Saturday 30 March 2024

The Husband Hunters 8 - The End (Pages 263 - end)


 Chapter 15 is about two sisters Tennie and Victoria Chaflin.

Lady Tennessee Celeste Claflin, Viscountess of Montserrat (October 26, 1844 – January 18, 1923), also known as Tennie C., was an American suffragist best known as the first woman, along with her sister Victoria Woodhull, to open a Wall Street brokerage firm, which occurred in 1870.


Victoria Claflin Woodhull (born Victoria California Claflin; September 23, 1838 – June 9, 1927), later Victoria Woodhull Martin, was an American leader of the women's suffrage movement who ran for president of the United States in the 1872 election.


Victoria's first husband was Dr Canning Woodhull, who turned out to be a drunkard, so Victoria left him. 

The two sisters became close with Cornelius Vanderbilt, the Commodore, especially Tennie. In the Fall of 1868, Buck visited business magnate Cornelius Vanderbilt who Buck had heard was interested in massage and magnetic healing. Buck pitched Victoria as a spiritualist and Tennessee as a healer. Tennessee and Cornelius began to spend a lot of time together and an affair was strongly rumored.


The two sisters started a stockbroker office, and they also were very active in the suffrage movement. That caused them problems with justice. Woodhull and Claflin used their newspaper to advocate for Free Love, a movement which in the nineteenth century pushed to separate sex from marriage.They eventually went to England.
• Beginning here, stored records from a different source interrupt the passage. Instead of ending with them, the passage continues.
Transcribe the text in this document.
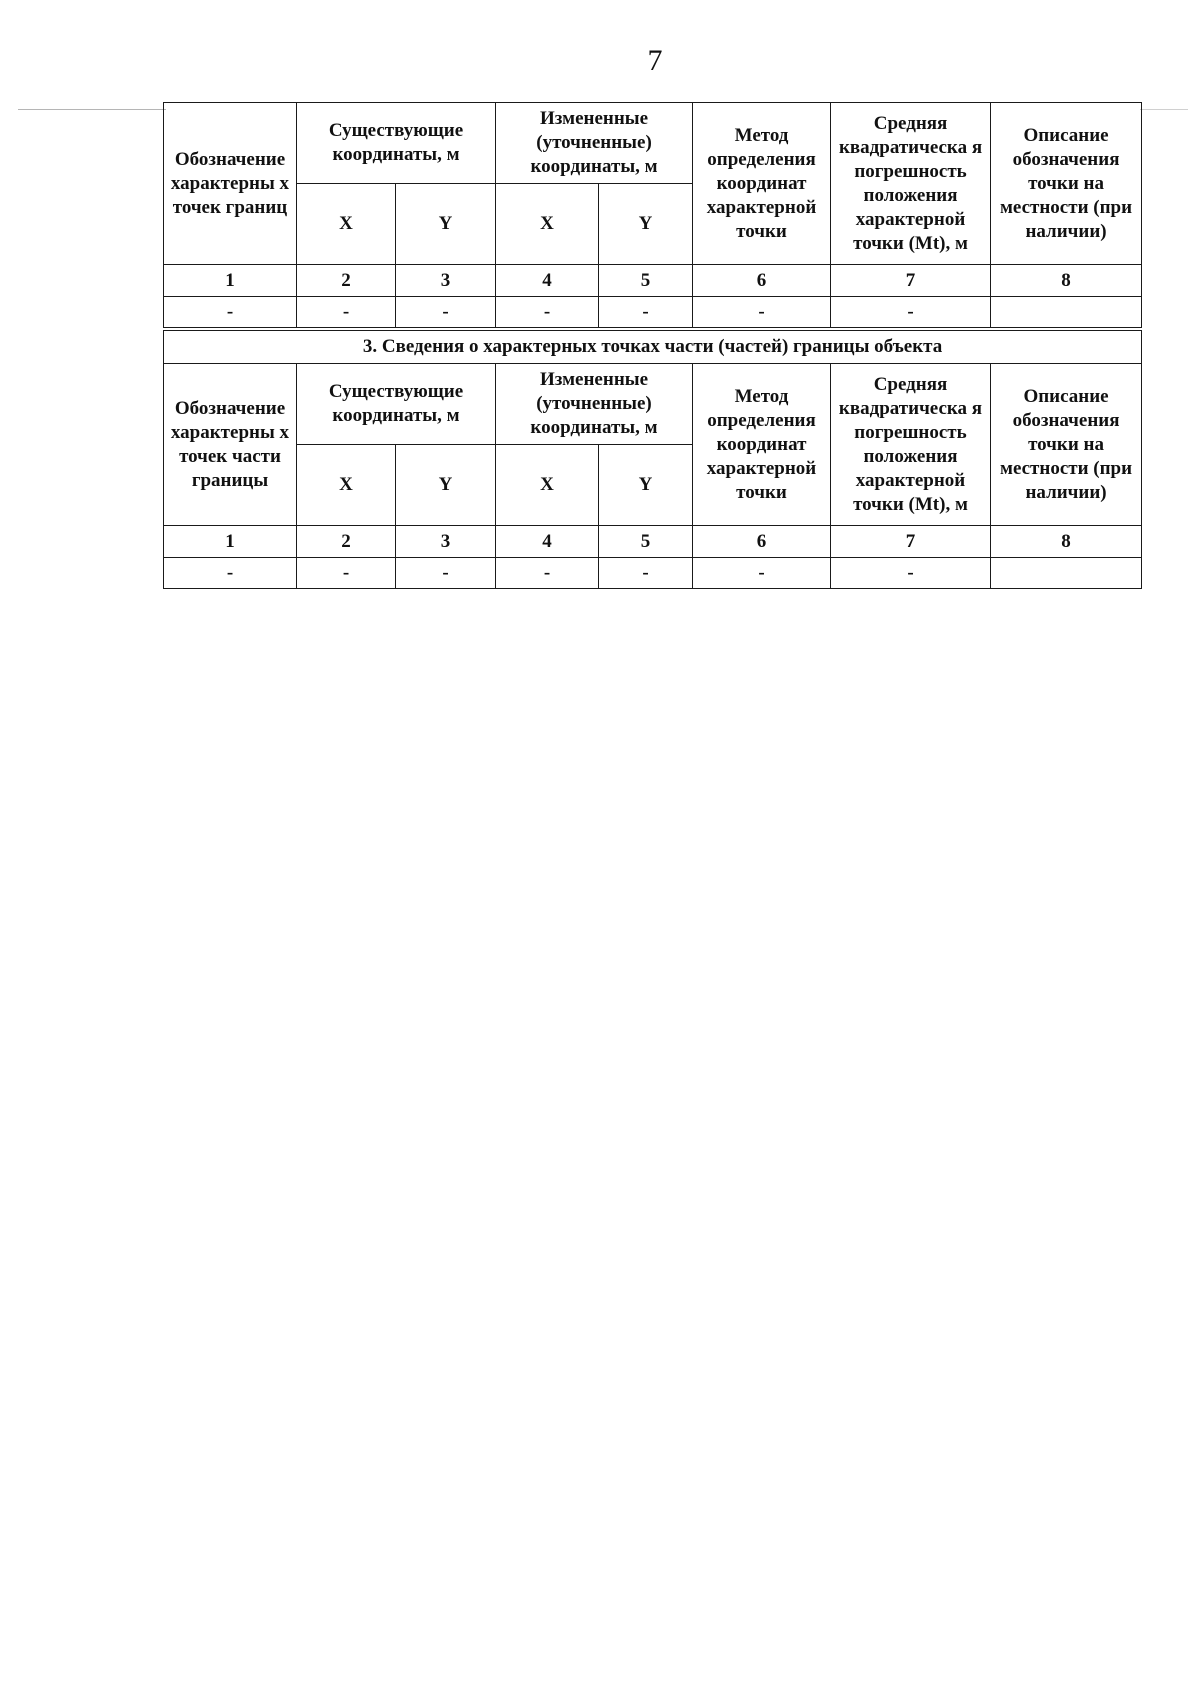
7
Обозначение характерны х точек границ	Существующие координаты, м		Измененные (уточненные) координаты, м		Метод определения координат характерной точки	Средняя квадратическа я погрешность положения характерной точки (Mt), м	Описание обозначения точки на местности (при наличии)
	X	Y	X	Y			
1	2	3	4	5	6	7	8
-	-	-	-	-	-	-	
3. Сведения о характерных точках части (частей) границы объекта							
Обозначение характерны х точек части границы	Существующие координаты, м		Измененные (уточненные) координаты, м		Метод определения координат характерной точки	Средняя квадратическа я погрешность положения характерной точки (Mt), м	Описание обозначения точки на местности (при наличии)
	X	Y	X	Y			
1	2	3	4	5	6	7	8
-	-	-	-	-	-	-	
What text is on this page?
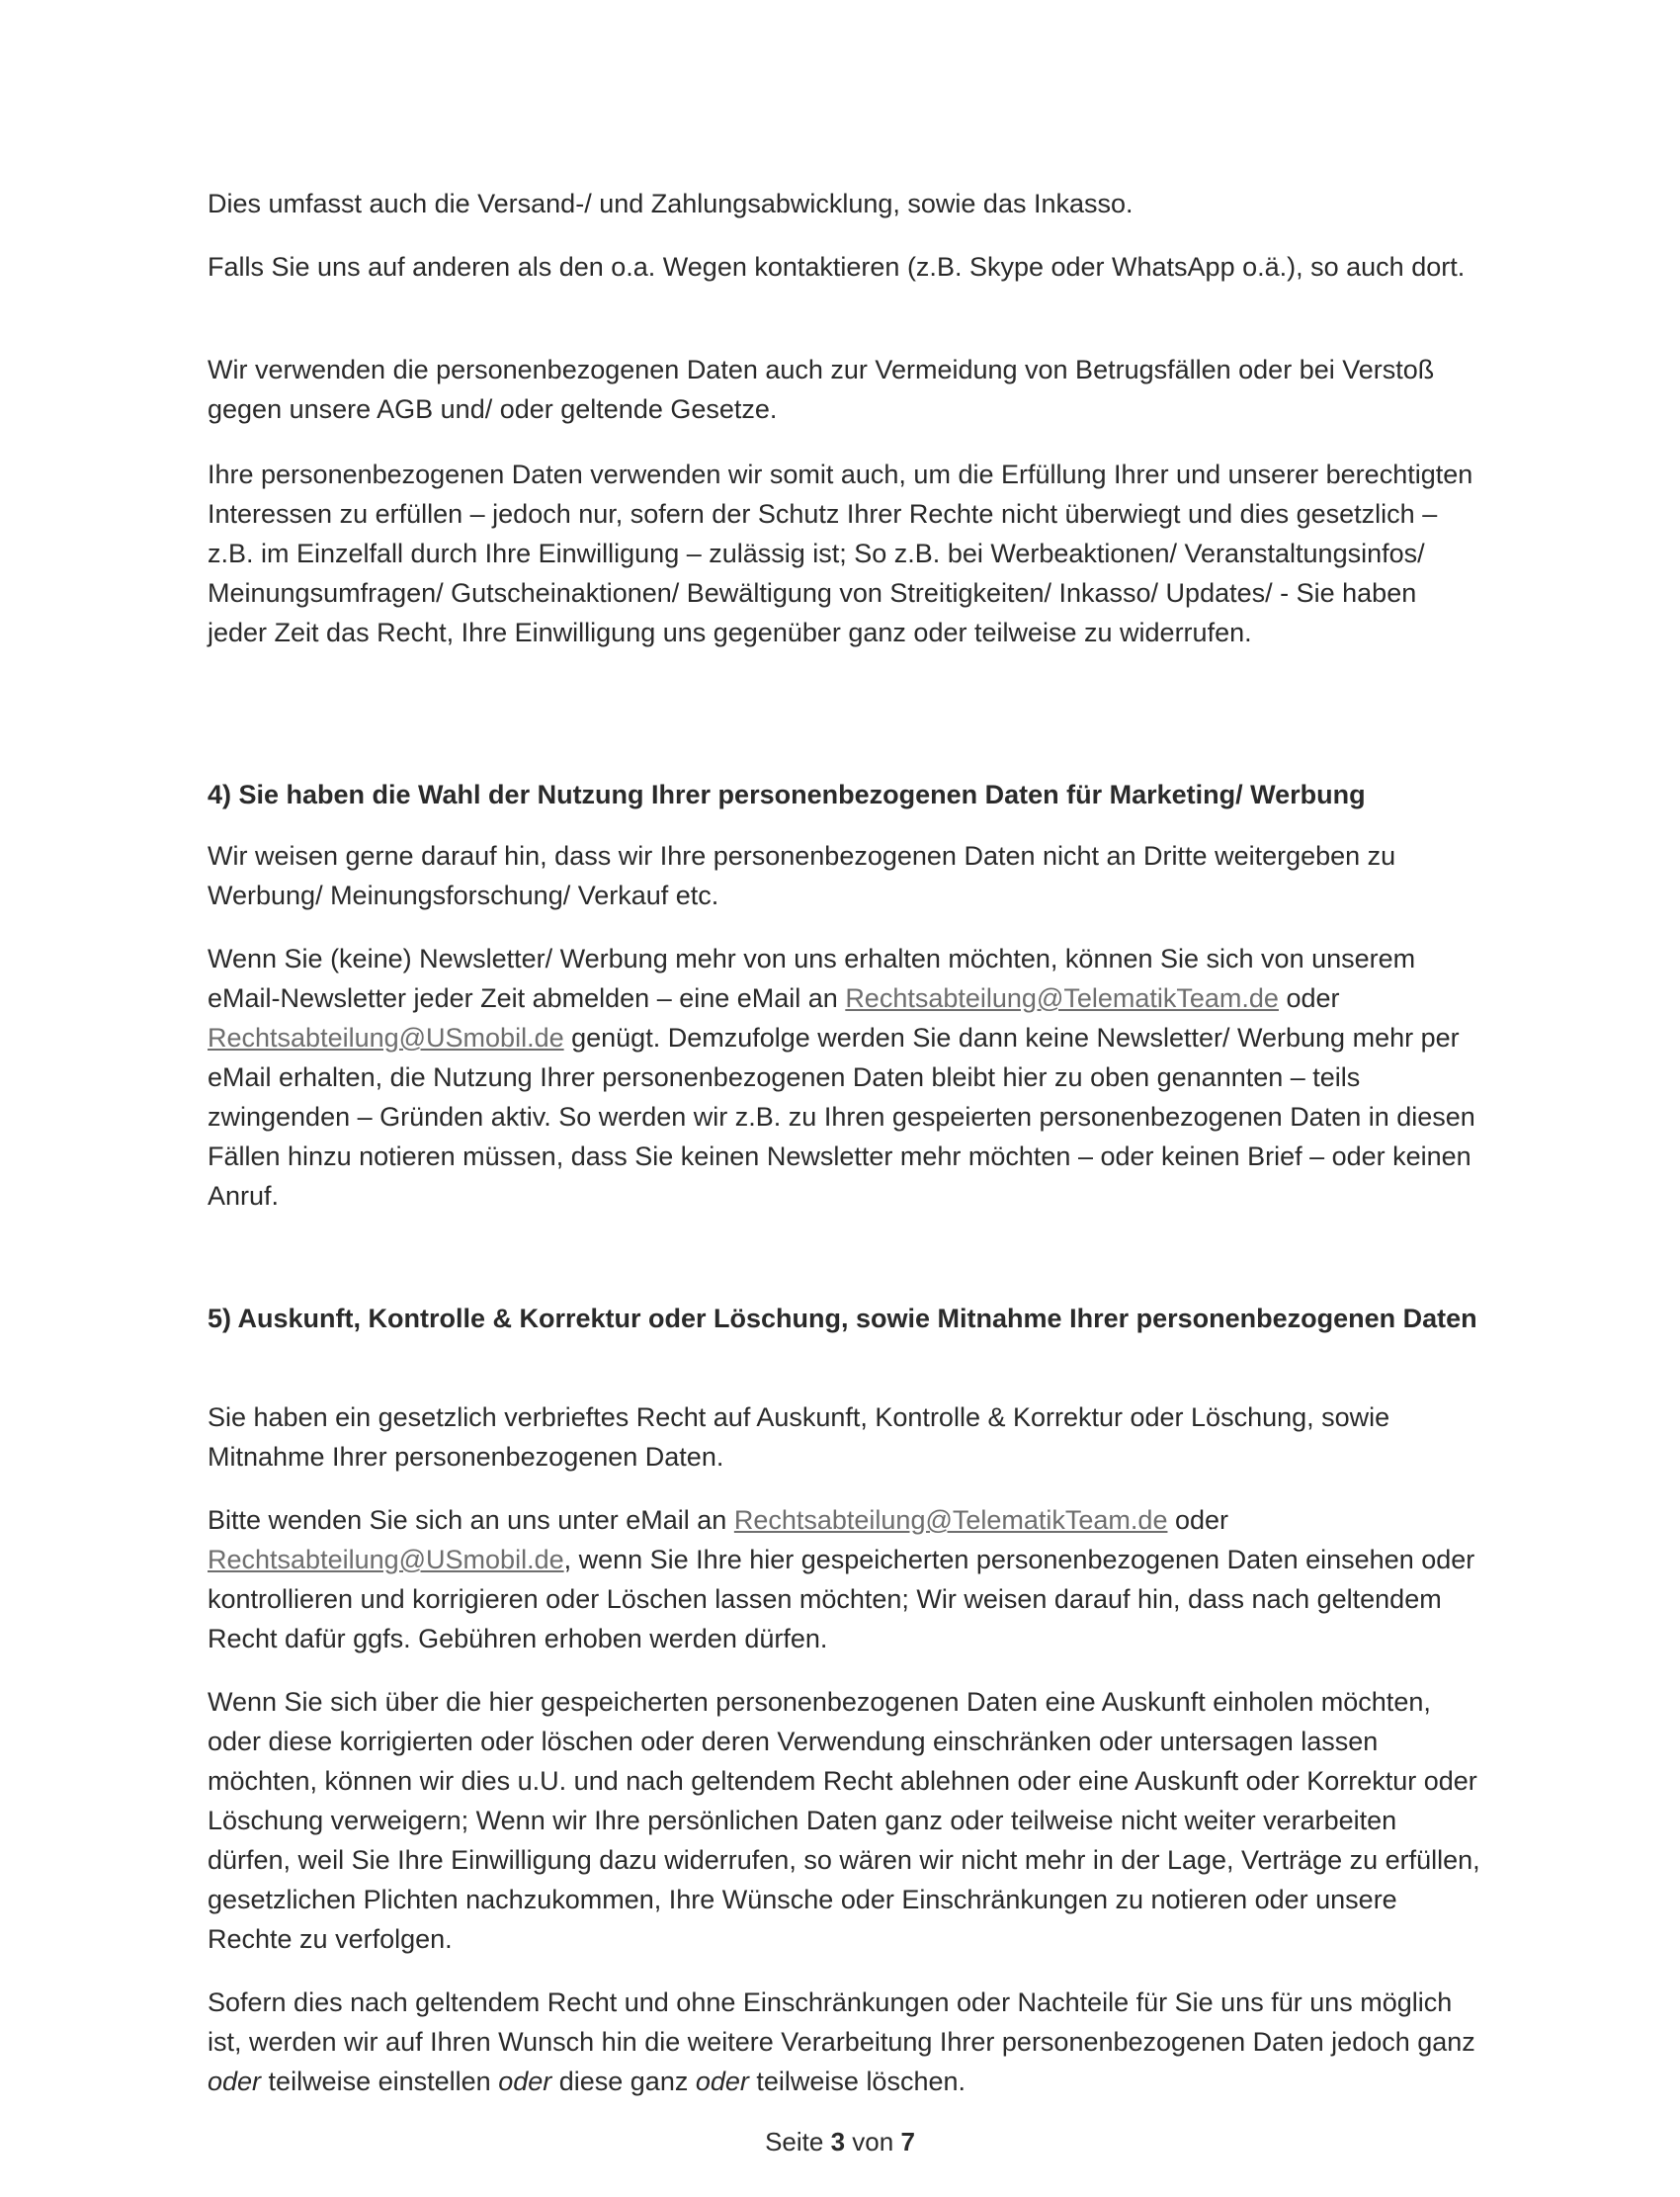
Dies umfasst auch die Versand-/ und Zahlungsabwicklung, sowie das Inkasso.

Falls Sie uns auf anderen als den o.a. Wegen kontaktieren (z.B. Skype oder WhatsApp o.ä.), so auch dort.

Wir verwenden die personenbezogenen Daten auch zur Vermeidung von Betrugsfällen oder bei Verstoß gegen unsere AGB und/ oder geltende Gesetze.

Ihre personenbezogenen Daten verwenden wir somit auch, um die Erfüllung Ihrer und unserer berechtigten Interessen zu erfüllen – jedoch nur, sofern der Schutz Ihrer Rechte nicht überwiegt und dies gesetzlich – z.B. im Einzelfall durch Ihre Einwilligung – zulässig ist; So z.B. bei Werbeaktionen/ Veranstaltungsinfos/ Meinungsumfragen/ Gutscheinaktionen/ Bewältigung von Streitigkeiten/ Inkasso/ Updates/ - Sie haben jeder Zeit das Recht, Ihre Einwilligung uns gegenüber ganz oder teilweise zu widerrufen.

4) Sie haben die Wahl der Nutzung Ihrer personenbezogenen Daten für Marketing/ Werbung

Wir weisen gerne darauf hin, dass wir Ihre personenbezogenen Daten nicht an Dritte weitergeben zu Werbung/ Meinungsforschung/ Verkauf etc.

Wenn Sie (keine) Newsletter/ Werbung mehr von uns erhalten möchten, können Sie sich von unserem eMail-Newsletter jeder Zeit abmelden – eine eMail an Rechtsabteilung@TelematikTeam.de oder Rechtsabteilung@USmobil.de genügt. Demzufolge werden Sie dann keine Newsletter/ Werbung mehr per eMail erhalten, die Nutzung Ihrer personenbezogenen Daten bleibt hier zu oben genannten – teils zwingenden – Gründen aktiv. So werden wir z.B. zu Ihren gespeierten personenbezogenen Daten in diesen Fällen hinzu notieren müssen, dass Sie keinen Newsletter mehr möchten – oder keinen Brief – oder keinen Anruf.

5) Auskunft, Kontrolle & Korrektur oder Löschung, sowie Mitnahme Ihrer personenbezogenen Daten

Sie haben ein gesetzlich verbrieftes Recht auf Auskunft, Kontrolle & Korrektur oder Löschung, sowie Mitnahme Ihrer personenbezogenen Daten.

Bitte wenden Sie sich an uns unter eMail an Rechtsabteilung@TelematikTeam.de oder Rechtsabteilung@USmobil.de, wenn Sie Ihre hier gespeicherten personenbezogenen Daten einsehen oder kontrollieren und korrigieren oder Löschen lassen möchten; Wir weisen darauf hin, dass nach geltendem Recht dafür ggfs. Gebühren erhoben werden dürfen.

Wenn Sie sich über die hier gespeicherten personenbezogenen Daten eine Auskunft einholen möchten, oder diese korrigierten oder löschen oder deren Verwendung einschränken oder untersagen lassen möchten, können wir dies u.U. und nach geltendem Recht ablehnen oder eine Auskunft oder Korrektur oder Löschung verweigern; Wenn wir Ihre persönlichen Daten ganz oder teilweise nicht weiter verarbeiten dürfen, weil Sie Ihre Einwilligung dazu widerrufen, so wären wir nicht mehr in der Lage, Verträge zu erfüllen, gesetzlichen Plichten nachzukommen, Ihre Wünsche oder Einschränkungen zu notieren oder unsere Rechte zu verfolgen.

Sofern dies nach geltendem Recht und ohne Einschränkungen oder Nachteile für Sie uns für uns möglich ist, werden wir auf Ihren Wunsch hin die weitere Verarbeitung Ihrer personenbezogenen Daten jedoch ganz oder teilweise einstellen oder diese ganz oder teilweise löschen.

Seite 3 von 7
Victoria married John Biddulph Martin. John Biddulph Martin (10 June 1841 – 20 March 1897) was an English banker and statistician.


Francis Cook hired Tennie as a clairvoyant to contact his late wife, and Tennie told him that the message of his wife was that he should marry Miss Chaflin. Sir Francis Cook, 1st Baronet, 1st Viscount Montserrate (23 January 1817 – 17 February 1901) was a British merchant and art collector.


The book mentions women who had bad experiences in their marriages to British noblement.

One was Alice Thaw, who married the Earl of Yarmouth, as she didn't realise he was a homosexual, and the marriage lasted 3 years. Alice Cornelia Thaw (January 2, 1880 – May 8, 1955) was an American philanthropist and, upon her marriage to George Seymour, Earl of Yarmouth, the Countess of Yarmouth.



Frances Ellen Work married James Boothby Burke Roche, and Jim was a philanderer and a gambler. Her father was very vocal about the unsuitability of a woman marrying a foreign fortune hunter. Frances was isolated in English society because he didn't pay his gambling debts. She ended up leaving him and filing for a divorce. 

After the divorce, she got interested in coach-driving, and she married her instructor, Count Aurel Batony, in secret, which angered her father. The marriage also ended up in divorce.